Given projections for more housing problems and higher fuel demand during the summer, prospects for retailers seem even dimmer.

"Consumers are not feeling quite as healthy from an economic standpoint as they did last year at this time," said John Morris, managing director at Wachovia Securities.

As retailers released their April sales figures, Wal-Mart Stores Inc. recorded a rare drop — the weakest performance since the world's largest retailer began publishing monthly sales in 1980, according to John Simley, a company spokesman.

Analysts had already expected last month to be weak after an early Easter motivated many to do their holiday shopping in March, siphoning away part of April's business. But sales were much softer than expected, raising concerns that retailers will also see disappointing results in the months ahead.

The UBS-International Council of Shopping Centers sales tally of 53 stores posted a decline of 2.4 percent, the biggest drop since the index started tracking the data back in 1970. The tally is based on same-store sales or sales at stores open at least a year, which are considered a key indicator of retailers' health. Michael P. Niemira, chief economist at the ICSC, called the drop in same-store sales a rarity, noting it marked the third time since 1970 that the overall index declined.
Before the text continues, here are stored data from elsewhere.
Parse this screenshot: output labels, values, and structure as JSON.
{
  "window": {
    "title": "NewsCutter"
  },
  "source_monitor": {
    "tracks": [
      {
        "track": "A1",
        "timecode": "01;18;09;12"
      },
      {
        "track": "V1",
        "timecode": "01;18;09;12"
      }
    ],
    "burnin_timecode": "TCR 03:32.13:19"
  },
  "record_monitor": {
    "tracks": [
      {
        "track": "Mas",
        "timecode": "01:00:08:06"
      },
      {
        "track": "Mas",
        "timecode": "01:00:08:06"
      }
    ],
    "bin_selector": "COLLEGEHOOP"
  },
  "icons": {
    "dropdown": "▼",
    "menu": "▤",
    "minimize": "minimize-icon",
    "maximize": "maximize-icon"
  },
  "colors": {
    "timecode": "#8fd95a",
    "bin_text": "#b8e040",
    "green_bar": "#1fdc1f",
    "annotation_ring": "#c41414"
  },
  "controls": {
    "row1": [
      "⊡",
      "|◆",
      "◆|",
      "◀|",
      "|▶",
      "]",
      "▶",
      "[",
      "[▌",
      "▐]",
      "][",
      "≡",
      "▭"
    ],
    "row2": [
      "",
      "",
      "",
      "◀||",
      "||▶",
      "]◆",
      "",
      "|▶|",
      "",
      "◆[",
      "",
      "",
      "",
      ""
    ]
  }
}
For the combined March and April period — which provides the best read on the spring selling season — the tally was up only 1.8 percent, below the 2.8 percent forecast.

"The slowdown is at hand," said Niemira. He noted that over the past three-month period, same-store sales have averaged a 2 percent growth, half the pace the industry experienced in the same year-ago period.

The housing market slump, which had already hurt sales of home-related goods over the past year, seems to be having a greater impact on retail sales. For years, shoppers had tapped into home equity as a source for cash, but rising interest rates have curbed that practice, and rising mortgage defaults may be spooking consumers.